For the next phase of AI in government, where agencies have begun to scale up pilot projects for wider use, Kent said different C-suite talent across multiple agencies will have to collaborate with each other. That collaboration will also include input from the Chief Data Officers Council, which Kent said was coming soon.

“It’s unlike other technologies, where maybe the acquisition and the IT community worked with it, or the human capital community and the financial management community. But that is not the same,” Kent said.

In the global competition to develop the most sophisticated AI, U.S Chief Technology Officer Michael Kratsios said the country has an advantage because of what he called its “innovation ecosystem.”

That ecosystem includes research and development from government, the private sector and academia. But Kratsios said it can be hard to coordinate those AI research efforts governmentwide.

“What’s unique about the federal system of driving basic stage research and development is that we don’t have a Ministry of Science. There isn’t just one agency that doles out R&D dollars,” he said. “We have this incredible network of agencies that do a wide variety of extraordinarily different things.”

That network includes agencies as diverse as the National Science Foundation, the Energy Department, the Agriculture Department’s labs and the Pentagon’s Defense Advanced Research Projects Agency.

“All these different pockets of research have their own sort of strengths and weaknesses and places that they can focus best on,” Kratsios said.

Interagency communications on AI have improved.

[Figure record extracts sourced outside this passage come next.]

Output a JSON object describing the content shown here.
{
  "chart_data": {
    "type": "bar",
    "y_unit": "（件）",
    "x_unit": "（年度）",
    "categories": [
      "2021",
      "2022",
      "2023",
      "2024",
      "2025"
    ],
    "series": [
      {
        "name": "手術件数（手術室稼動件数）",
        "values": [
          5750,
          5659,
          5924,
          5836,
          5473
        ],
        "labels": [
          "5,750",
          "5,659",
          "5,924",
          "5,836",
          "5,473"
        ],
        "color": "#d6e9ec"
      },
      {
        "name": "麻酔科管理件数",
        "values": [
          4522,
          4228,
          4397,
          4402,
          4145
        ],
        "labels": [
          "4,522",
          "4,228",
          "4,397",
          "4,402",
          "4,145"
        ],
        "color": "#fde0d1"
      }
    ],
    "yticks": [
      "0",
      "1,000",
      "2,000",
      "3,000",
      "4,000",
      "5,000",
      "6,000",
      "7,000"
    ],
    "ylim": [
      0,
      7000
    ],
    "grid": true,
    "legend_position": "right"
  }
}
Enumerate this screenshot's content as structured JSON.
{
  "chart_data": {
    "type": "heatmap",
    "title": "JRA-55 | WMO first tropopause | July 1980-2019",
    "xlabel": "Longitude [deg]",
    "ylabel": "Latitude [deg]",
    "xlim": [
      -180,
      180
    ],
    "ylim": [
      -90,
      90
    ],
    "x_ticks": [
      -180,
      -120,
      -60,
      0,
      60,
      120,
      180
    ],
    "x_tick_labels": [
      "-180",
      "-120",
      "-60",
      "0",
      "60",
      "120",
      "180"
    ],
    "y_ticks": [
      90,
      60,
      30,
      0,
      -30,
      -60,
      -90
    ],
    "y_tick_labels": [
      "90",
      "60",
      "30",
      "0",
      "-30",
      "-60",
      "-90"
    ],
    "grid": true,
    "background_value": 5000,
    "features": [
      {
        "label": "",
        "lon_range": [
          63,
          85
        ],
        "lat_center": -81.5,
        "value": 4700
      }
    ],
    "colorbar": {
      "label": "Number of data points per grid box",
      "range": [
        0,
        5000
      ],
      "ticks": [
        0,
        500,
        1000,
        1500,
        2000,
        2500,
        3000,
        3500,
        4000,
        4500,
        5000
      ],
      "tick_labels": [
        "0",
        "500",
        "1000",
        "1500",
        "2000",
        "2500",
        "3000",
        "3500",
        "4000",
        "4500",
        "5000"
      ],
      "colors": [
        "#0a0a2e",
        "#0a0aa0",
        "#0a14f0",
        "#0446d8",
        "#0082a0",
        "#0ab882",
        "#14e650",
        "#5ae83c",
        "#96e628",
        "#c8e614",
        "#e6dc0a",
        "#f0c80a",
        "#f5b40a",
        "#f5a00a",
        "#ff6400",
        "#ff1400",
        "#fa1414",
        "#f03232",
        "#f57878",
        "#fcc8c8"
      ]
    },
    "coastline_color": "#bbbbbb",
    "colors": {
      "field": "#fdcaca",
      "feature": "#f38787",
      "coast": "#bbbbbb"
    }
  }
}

The Trump administration’s executive order on AI created the Select Committee on Artificial Intelligence panel that brings together the heads of federal research agencies and keeps them in the loop with each other’s work.

The White House Office of Science and Technology Policy also released data in September, showing about $2 billion invested in federal AI research, nearly double what the government spent on AI research just three years ago.

Neil Jacobs, the assistant secretary for Environmental Observation and Prediction, also carrying out the duties of the under secretary of Commerce for Oceans and Atmosphere at NOAA, said his agency generates hundreds of terabytes of data every day.

But in order to get a better handle on all that data, the agency is moving to the cloud and running AI algorithms to get better weather predictions in less time.

“The data that we’re using in the models has a shelf life. If we can’t get that data into the forecast model fast enough, it’s useless, because the forecast models kick off on a certain time,” Jacobs said.

But there are significant challenges to rolling out AI tools as well. Former Intelligence Advanced Research Projects Activity director Jason Matheny, now the director of Georgetown University’s Center for Security and Emerging Technology, said the intelligence community has spent a lot of time looking at ways to use an adversary’s AI tools against them.

“You can get a tank that is covered with a sort of form of digital camouflage, that isn’t visible or detectable by a human observer, but causes in machine learning classifier to think that it’s a school bus,” Matheny said.

Lynne Parker, the assistant director for artificial intelligence at OSTP, said the administration has to walk a careful balance between moving the technology forward and making sure it’s secure.

“You want to get it right, you don’t want to go too far in one extreme. If you’re so afraid to use the technology because something might go wrong, then you’re squashing all of those good benefits,” Parker said. “At the same time, if you only look at the benefits and you’re naïve about ways the technology can lead to some unintended consequences, then cause harm as well.”